Ma Luna, dall'altra parte del ghiaccio, non sembrò accorgersene.





Note del capitolo:
(*) J.K.ROWLING, op.cit., pp. 474-475.
E' breve, lo so, e non è neanche tutto mio: ma giuro che si chiama Prologo per una ragione e che i capitoli che seguiranno sono ben più corposi.

Note della storia: Partiamo dai ringraziamenti. Si ringrazia dierrevi, che si sta - con autentico spirito di sacrificio - occupando di rileggere e rivedere un capitolo alla volta di questa storia. Si ringrazia poi infinitamente la Signora Autrice (Voi-Sapete-Chi), alla quale (più o meno) tutti i personaggi e le ambientazioni qui presenti appartengono.

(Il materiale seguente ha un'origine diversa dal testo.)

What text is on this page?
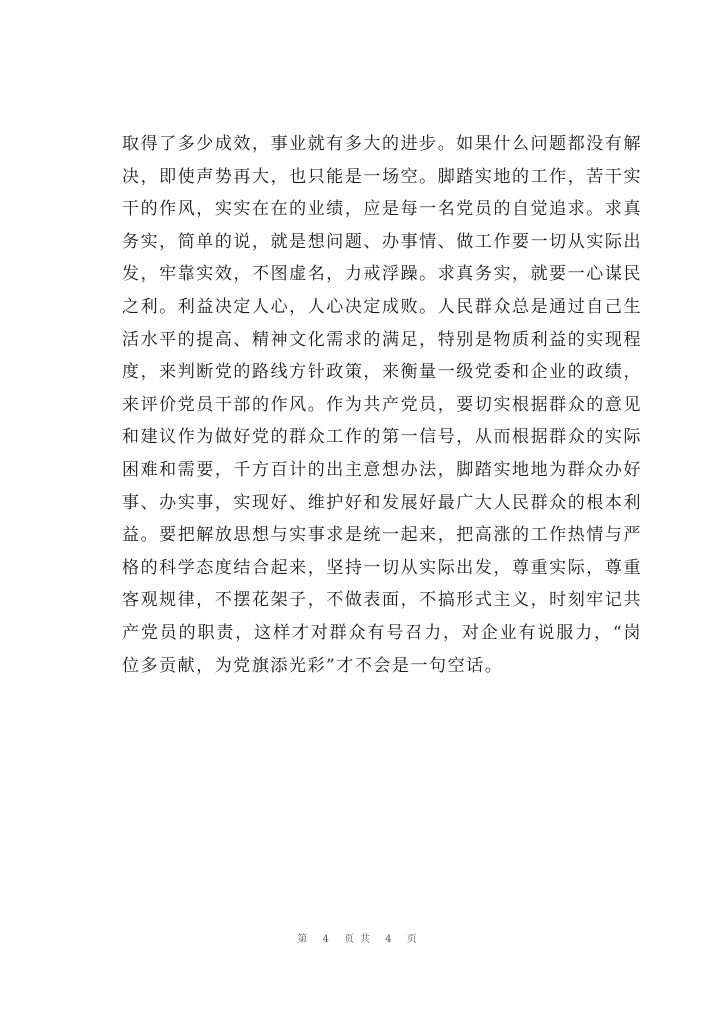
取得了多少成效，事业就有多大的进步。如果什么问题都没有解
决，即使声势再大，也只能是一场空。脚踏实地的工作，苦干实
干的作风，实实在在的业绩，应是每一名党员的自觉追求。求真
务实，简单的说，就是想问题、办事情、做工作要一切从实际出
发，牢靠实效，不图虚名，力戒浮躁。求真务实，就要一心谋民
之利。利益决定人心，人心决定成败。人民群众总是通过自己生
活水平的提高、精神文化需求的满足，特别是物质利益的实现程
度，来判断党的路线方针政策，来衡量一级党委和企业的政绩，
来评价党员干部的作风。作为共产党员，要切实根据群众的意见
和建议作为做好党的群众工作的第一信号，从而根据群众的实际
困难和需要，千方百计的出主意想办法，脚踏实地地为群众办好
事、办实事，实现好、维护好和发展好最广大人民群众的根本利
益。要把解放思想与实事求是统一起来，把高涨的工作热情与严
格的科学态度结合起来，坚持一切从实际出发，尊重实际，尊重
客观规律，不摆花架子，不做表面，不搞形式主义，时刻牢记共
产党员的职责，这样才对群众有号召力，对企业有说服力，“岗
位多贡献，为党旗添光彩”才不会是一句空话。
第 4 页共 4 页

Questa storia nasce da un caotico ammasso di idee che si sono rimescolate insieme più volte sino a dar forma a quella che avrebbe potuto essere una trama. Forse.
Ci lavoro sopra da mesi: chi dovesse aver letto La miglior parte della nostra vita o Prima di King's Cross sa che sono stata talmente assorbita dalla stesura di La strada sbagliata da decidere di pubblicare lì, in fondo all'ultimo capitolo, due piccole anteprime.
La storia è attualmente completa sino al Capitolo 8 (9, in effetti, contando questo prologo) su n capitoli, con n numero variabile compreso tra 10 e infinito. Per una volta ho infatti deciso di compiere l'esperimento di cominciare a pubblicare una storia che non ho ancora finito di scrivere: la trama è lì, bella che pronta, il finale c'è già, i nodi principali anche... ma i singoli capitoli sono ancora tutto un work in progress. Ciò significa che andando avanti potrei decidere di modificare qualcosa nei pezzi ancora da scrivere, o aggiungere qualche capitolo a quelli già in programma se dovessi vedere che ci sono delle spiegazioni che mancano, o - anche - ritrovarmi a dover interrompere la pubblicazione a metà. Guh, spero proprio di no. Non ho mai bloccato a metà una storia e spero proprio di non cominciare con questa.

Un grazie a chiunque dovesse fermarsi a leggere e doppio con panna a chi mi lascerà un'opinione. Per i pomodori c'è sempre la cassetta alla vostra sinistra.